Vaughan told the committee the bill risked duplicating county-level agreements already approved by the state Public Service Commission. He added the bill would subject solar and wind developers to unwelcome uncertainty stemming from the new requirement of Department of Environmental Protection approval.
Vaughan said after Senate passage of the bill Tuesday that his coalition fears the bill’s $150,000 bond minimum would make financing wind and solar projects in the state more difficult.
“We are afraid that this bill would create uncertainty that would make it more difficult to finance projects in the state because there’s an arbitrary $150,000 [bond amount] number and very few guardrails in the legislation as to how bond value would be determined,” Vaughan said. “We are concerned about finance entities that would be bankrolling projects in the state see[ing] a big question mark with this bill with regard to what bond costs would be for a project.”

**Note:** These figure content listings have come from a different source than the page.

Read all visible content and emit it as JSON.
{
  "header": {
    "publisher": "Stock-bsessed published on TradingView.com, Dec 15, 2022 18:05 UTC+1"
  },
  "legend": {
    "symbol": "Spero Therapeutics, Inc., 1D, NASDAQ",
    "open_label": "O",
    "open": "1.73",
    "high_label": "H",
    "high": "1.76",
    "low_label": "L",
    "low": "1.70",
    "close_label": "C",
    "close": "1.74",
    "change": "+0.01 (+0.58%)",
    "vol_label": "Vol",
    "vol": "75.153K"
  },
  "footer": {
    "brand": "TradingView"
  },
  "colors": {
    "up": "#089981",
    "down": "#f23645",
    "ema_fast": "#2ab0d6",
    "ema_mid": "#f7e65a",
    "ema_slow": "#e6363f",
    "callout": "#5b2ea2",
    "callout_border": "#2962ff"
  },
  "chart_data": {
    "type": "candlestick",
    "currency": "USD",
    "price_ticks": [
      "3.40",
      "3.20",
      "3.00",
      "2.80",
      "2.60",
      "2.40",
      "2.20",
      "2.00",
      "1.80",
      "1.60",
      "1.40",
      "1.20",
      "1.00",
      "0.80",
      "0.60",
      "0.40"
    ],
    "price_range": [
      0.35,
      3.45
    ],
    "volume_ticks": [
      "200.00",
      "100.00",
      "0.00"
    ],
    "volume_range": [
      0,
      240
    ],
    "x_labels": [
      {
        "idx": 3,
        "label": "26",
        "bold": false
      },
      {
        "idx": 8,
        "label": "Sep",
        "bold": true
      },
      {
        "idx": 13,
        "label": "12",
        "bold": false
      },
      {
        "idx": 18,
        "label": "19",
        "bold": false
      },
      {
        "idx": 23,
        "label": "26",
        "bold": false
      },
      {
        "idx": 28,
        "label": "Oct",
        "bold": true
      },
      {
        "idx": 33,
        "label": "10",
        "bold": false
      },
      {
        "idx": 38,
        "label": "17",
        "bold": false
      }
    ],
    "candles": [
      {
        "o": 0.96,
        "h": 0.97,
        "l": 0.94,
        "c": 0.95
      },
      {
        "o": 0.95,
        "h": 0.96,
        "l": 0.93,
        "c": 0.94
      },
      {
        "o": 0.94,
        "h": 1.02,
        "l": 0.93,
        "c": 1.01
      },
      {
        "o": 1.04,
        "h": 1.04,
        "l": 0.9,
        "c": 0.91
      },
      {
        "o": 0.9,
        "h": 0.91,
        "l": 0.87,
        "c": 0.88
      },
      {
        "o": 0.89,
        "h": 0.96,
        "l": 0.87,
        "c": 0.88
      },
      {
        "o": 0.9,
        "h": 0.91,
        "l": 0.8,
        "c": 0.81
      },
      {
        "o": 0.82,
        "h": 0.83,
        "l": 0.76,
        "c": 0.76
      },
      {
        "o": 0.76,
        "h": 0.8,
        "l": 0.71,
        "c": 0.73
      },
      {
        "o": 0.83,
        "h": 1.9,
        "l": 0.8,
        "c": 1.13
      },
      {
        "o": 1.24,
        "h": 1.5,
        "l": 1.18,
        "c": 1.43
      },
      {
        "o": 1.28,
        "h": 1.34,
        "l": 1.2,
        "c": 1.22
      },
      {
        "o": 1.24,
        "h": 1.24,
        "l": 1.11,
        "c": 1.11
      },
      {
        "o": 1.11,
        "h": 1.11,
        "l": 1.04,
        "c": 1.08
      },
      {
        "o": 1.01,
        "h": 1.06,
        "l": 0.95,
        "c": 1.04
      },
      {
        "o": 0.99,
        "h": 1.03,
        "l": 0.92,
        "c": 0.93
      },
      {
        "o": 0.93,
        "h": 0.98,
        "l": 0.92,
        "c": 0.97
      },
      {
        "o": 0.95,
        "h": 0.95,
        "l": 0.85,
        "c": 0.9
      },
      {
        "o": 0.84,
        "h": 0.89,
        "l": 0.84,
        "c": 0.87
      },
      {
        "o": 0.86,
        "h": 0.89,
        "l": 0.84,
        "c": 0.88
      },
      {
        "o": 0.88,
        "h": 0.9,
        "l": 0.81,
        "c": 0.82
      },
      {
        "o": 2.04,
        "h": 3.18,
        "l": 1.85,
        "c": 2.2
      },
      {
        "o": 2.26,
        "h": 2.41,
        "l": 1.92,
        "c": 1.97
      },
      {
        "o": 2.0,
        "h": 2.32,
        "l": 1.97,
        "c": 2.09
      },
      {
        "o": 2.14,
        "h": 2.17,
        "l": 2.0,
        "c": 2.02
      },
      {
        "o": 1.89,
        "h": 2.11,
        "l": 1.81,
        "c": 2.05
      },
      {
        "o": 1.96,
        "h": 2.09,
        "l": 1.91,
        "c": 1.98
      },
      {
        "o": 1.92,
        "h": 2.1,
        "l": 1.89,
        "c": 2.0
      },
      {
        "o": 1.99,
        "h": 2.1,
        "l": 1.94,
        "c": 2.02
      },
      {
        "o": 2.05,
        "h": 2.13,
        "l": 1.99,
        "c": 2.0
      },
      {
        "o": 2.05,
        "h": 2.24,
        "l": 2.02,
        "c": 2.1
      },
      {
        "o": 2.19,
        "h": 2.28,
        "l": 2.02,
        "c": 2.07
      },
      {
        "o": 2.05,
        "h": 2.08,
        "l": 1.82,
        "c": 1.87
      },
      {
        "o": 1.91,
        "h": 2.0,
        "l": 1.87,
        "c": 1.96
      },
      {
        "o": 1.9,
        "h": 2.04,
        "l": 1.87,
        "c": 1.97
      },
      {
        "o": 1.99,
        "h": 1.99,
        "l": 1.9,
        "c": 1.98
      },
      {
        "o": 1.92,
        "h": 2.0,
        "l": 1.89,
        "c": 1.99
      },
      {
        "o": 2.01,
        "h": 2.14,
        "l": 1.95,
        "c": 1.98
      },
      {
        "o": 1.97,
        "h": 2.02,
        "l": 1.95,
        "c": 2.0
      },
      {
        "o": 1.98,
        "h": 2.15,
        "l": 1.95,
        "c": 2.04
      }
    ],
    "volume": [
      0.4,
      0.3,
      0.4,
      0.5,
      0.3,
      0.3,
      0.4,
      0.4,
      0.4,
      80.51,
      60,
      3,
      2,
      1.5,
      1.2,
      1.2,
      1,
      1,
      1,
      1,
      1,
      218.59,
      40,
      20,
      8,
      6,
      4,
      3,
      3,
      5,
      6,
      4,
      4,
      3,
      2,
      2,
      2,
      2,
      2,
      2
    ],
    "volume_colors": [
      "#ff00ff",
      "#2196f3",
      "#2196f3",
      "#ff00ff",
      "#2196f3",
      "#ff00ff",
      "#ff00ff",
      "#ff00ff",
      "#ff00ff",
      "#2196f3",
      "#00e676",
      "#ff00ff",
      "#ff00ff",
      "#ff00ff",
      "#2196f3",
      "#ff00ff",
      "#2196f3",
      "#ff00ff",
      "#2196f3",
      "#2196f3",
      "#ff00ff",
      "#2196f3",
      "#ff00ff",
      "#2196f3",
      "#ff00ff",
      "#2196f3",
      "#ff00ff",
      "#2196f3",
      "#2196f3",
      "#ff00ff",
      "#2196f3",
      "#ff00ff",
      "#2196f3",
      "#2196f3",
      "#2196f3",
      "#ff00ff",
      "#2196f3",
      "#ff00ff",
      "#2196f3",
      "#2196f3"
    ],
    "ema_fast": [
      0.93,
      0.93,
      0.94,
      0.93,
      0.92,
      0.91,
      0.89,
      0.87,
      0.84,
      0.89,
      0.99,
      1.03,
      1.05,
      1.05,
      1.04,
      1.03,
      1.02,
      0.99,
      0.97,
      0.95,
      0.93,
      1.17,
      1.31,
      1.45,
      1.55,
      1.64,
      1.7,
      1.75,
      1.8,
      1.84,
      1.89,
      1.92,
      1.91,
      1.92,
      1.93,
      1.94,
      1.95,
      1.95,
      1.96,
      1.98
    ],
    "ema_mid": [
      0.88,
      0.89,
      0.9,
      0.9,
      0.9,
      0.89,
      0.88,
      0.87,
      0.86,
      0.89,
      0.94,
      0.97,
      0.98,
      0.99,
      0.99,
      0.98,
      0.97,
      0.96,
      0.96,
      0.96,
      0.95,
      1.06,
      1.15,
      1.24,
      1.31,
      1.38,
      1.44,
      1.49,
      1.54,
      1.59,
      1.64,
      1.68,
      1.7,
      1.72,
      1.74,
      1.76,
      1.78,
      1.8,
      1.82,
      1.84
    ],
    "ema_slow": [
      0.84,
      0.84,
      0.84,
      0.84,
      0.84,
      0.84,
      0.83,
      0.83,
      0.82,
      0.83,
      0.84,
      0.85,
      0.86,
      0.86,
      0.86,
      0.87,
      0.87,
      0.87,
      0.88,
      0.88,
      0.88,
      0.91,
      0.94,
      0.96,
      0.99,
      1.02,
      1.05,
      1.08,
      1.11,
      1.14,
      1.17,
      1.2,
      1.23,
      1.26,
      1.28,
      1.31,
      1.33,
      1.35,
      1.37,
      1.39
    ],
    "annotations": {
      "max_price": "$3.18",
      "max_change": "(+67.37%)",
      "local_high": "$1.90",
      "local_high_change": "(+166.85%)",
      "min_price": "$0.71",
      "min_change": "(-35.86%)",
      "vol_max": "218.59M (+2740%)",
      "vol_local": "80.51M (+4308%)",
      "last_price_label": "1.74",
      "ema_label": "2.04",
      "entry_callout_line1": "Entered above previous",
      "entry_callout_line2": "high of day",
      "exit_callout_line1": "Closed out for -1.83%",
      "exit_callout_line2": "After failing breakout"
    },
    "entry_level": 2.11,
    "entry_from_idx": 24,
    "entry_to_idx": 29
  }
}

Jason Wandling, Department of Environmental Protection general counsel, told the Energy, Industry and Mining Committee last week that the department doesn’t want its bond oversight to be cost-prohibitive.
A department fiscal note accompanying the bill cautions its implementation would require the department to incur additional personnel costs to complete bonding requirement responsibilities, and that deposits of penalties and interest income are not expected to be at a self-sustaining level for several years.
Bedington Energy Facility, LLC, a Delaware subsidiary of Colorado-based Torch Clean Energy, plans to invest $100 million to build a 100-megawatt solar facility on 750 acres at the former Dupont Potomac River Works explosives manufacturing facility in Berkeley County. A 90-megawatt solar farm in Raleigh County is expected to be operational in late 2022 or 2023, according to the project website.
Construction has started on the Black Rock Wind project, a 115-megawatt wind farm spanning Grant and Mineral counties expected to start commercial operations late this year and increase the state’s wind power by 15%.
Annual nationwide energy consumption from renewable sources exceeded coal consumption for the first time in more than 130 years in 2019, according to U.S. Energy Information Administration data.